The Concept Rationale
There are a few ideas that might explain the slow surge in Chipotle's stock price after the announcement of the restaurant chain concept.
The new small restaurant concept creates assets that the company can either spinoff or develop into fully functioning restaurant concepts. Chipotle's current TTM P/E ratio is 30.87 and that is ~20%higher than the industry average of 24.80. This higher PE is due to the market perception that Chipotle will grow faster than its peers.
But Chipotle's growth rate might not be as high as expected. After the outbreaks late last year, the company lost part of its customer base. Chipotle has been doing a lot of damage control, such as giving away free burritos. In February of 2016, 5.3 million people downloaded the company's app but only 2.5 million of the 5.3 million customers redeemed them. These limitations caused the company to report its first ever quarterly net loss due to the E. Coli virus outbreak.
Consequently, new restaurant concepts allow the company to seek strategies to diversify their revenues. Although these small concepts might not drive as much traffic as the core business, they could help grow Chipotle's topline.
Why It Will Work
There are many reasons that are attributed to Chipotle's rapid growth rate. But what I think were the key differentiator's was the company's ability to reduce the time people spend waiting for food and to give customers the option to choose ingredients.
This is why I do think the fast-casual model can be applied to a hamburger chain. Burgers have become mainstream with a lot of restaurant chains, small and big, focusing on the concept.
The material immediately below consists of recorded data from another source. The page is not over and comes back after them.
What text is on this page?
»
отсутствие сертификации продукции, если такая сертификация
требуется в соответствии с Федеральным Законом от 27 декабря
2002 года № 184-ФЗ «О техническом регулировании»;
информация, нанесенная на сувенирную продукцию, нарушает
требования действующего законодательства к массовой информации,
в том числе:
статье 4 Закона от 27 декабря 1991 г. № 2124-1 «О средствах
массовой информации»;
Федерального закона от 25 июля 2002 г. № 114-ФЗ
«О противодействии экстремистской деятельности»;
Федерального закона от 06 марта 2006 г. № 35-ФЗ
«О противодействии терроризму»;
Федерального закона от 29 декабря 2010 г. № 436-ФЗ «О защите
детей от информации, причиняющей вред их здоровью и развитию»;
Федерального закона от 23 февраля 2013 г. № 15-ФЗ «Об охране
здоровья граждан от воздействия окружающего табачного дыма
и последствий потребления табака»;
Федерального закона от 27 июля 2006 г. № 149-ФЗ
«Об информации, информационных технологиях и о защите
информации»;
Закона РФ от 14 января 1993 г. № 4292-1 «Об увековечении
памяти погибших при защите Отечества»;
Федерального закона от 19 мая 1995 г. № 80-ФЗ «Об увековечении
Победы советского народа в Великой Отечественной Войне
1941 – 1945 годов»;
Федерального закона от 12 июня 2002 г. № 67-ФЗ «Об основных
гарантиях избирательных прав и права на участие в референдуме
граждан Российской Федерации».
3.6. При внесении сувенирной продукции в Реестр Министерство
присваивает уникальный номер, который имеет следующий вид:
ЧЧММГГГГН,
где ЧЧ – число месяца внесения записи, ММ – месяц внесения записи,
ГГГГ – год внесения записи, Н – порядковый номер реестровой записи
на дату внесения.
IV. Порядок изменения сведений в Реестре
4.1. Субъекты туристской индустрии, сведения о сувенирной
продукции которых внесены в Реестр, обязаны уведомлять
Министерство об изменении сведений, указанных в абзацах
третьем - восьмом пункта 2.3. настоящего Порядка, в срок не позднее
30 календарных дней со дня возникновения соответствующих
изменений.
Simple ideas such as reducing the time people would have to wait in lines and giving people the ability to visually choose what should and should not go on their burgers is something that can be extrapolated to other industries.
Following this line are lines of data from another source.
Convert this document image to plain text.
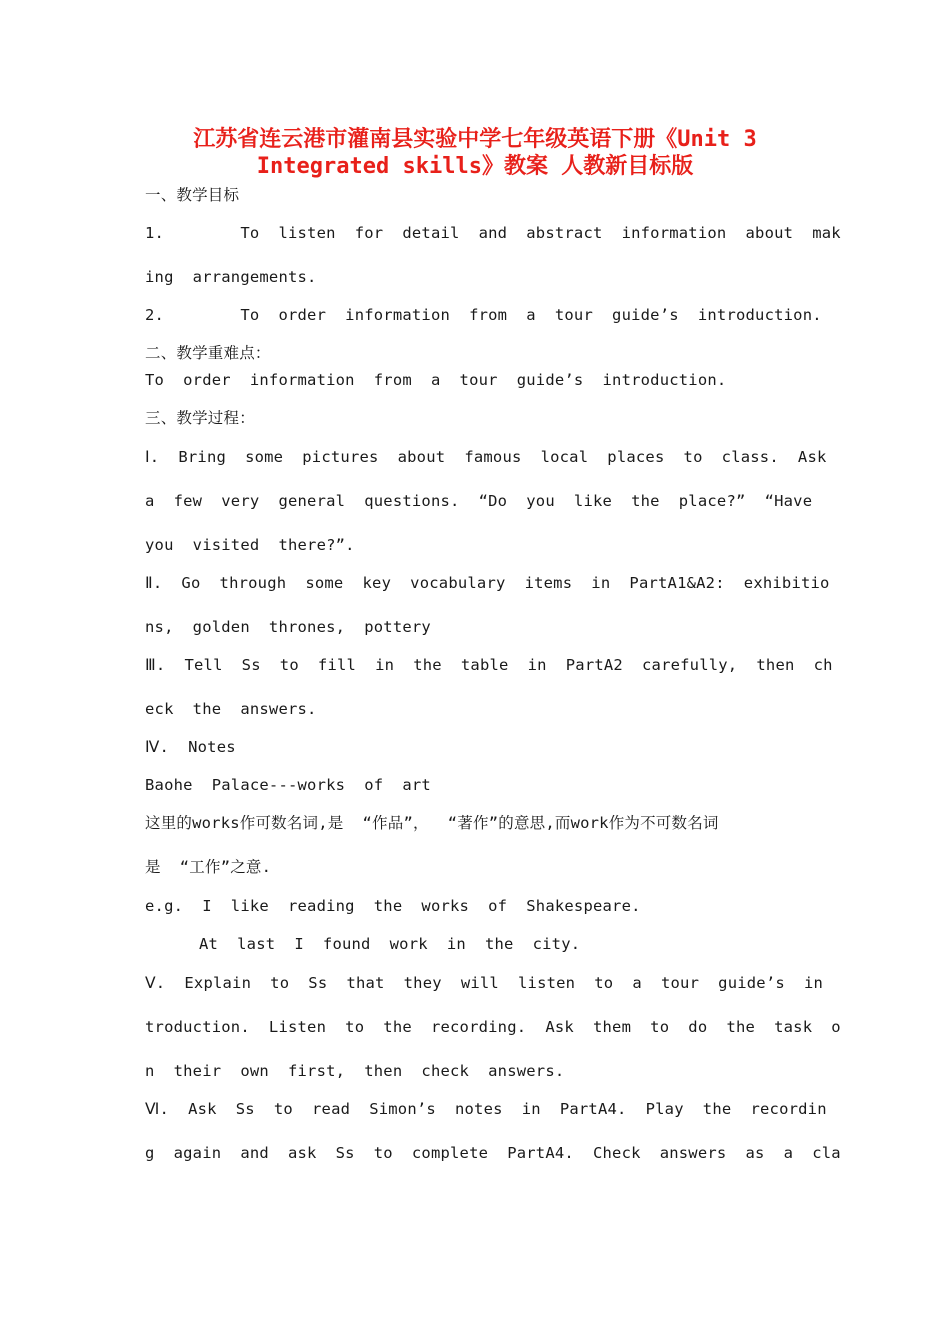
江苏省连云港市灌南县实验中学七年级英语下册《Unit 3
Integrated skills》教案 人教新目标版

一、教学目标

1.        To  listen  for  detail  and  abstract  information  about  mak

ing  arrangements.

2.        To  order  information  from  a  tour  guide’s  introduction.

二、教学重难点：

To  order  information  from  a  tour  guide’s  introduction.

三、教学过程：

Ⅰ.  Bring  some  pictures  about  famous  local  places  to  class.  Ask

a  few  very  general  questions.  “Do  you  like  the  place?”  “Have

you  visited  there?”.

Ⅱ.  Go  through  some  key  vocabulary  items  in  PartA1&A2:  exhibitio

ns,  golden  thrones,  pottery

Ⅲ.  Tell  Ss  to  fill  in  the  table  in  PartA2  carefully,  then  ch

eck  the  answers.

Ⅳ.  Notes

Baohe  Palace---works  of  art

这里的works作可数名词,是  “作品”，  “著作”的意思,而work作为不可数名词

是  “工作”之意.

e.g.  I  like  reading  the  works  of  Shakespeare.

At  last  I  found  work  in  the  city.

Ⅴ.  Explain  to  Ss  that  they  will  listen  to  a  tour  guide’s  in

troduction.  Listen  to  the  recording.  Ask  them  to  do  the  task  o

n  their  own  first,  then  check  answers.

Ⅵ.  Ask  Ss  to  read  Simon’s  notes  in  PartA4.  Play  the  recordin

g  again  and  ask  Ss  to  complete  PartA4.  Check  answers  as  a  cla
Moreover, Chipotle can carve a niche market by selling itself as a fresh ingredients, health concept that gives customers the ability to personalize their orders. Although the E.Coli outbreak makes the concepts of "health" a contradictory statement at the moment, it could work if the new chain is separated from the core business.
Furthermore, Chipotle is focused on organic produce and naturally raised meat. This resonates with a society that is trying to be health conscious.
Why It Could Be A Bad Idea?
There are reasons why this concept is worrisome. First, the E-Coli scare might hurt the perceived brand image of "Better Burger" even before it starts. There is always the risk that either Chipotle or any other firm might have an E.Coli case and since Chipotle did not figure out the source of the problem, the chance that the outbreak might happen again is still there.
Second, Chipotle is getting into a market which contradicts part of its core concept. Using the concept of fresh ingredients on burgers does not carry the same health connotations as using it on burritos does.
Third, they should just buy another brand and avoid doing it in-house. An acquisition would be cheaper, faster and more efficient than starting yet another burger chain in an ocean of burger chain restaurants. Chipotle has $663.20 million in total cash with zero debt and TTM EBITDA of $907.15 million. This means that it has the cash and the ability to leverage its balance sheet to make such acquisitions. Higher-end fast-food burger joints like Shake Shack and Five Guys Burgers and Fries already have a strong market presence and a loyal customer base. Here, an acquisition could be more lucrative to shareholders down the line.
Chipotle has been spending a lot of money giving free burritos, revamping its stores and doing in-house investigations to mitigate the negative headline risks that had befallen the company. The "Better Burger" concept could be just another cost. The timing for the concept is bad. Lastly, an acquisition in this low-rate environment would be more ideal.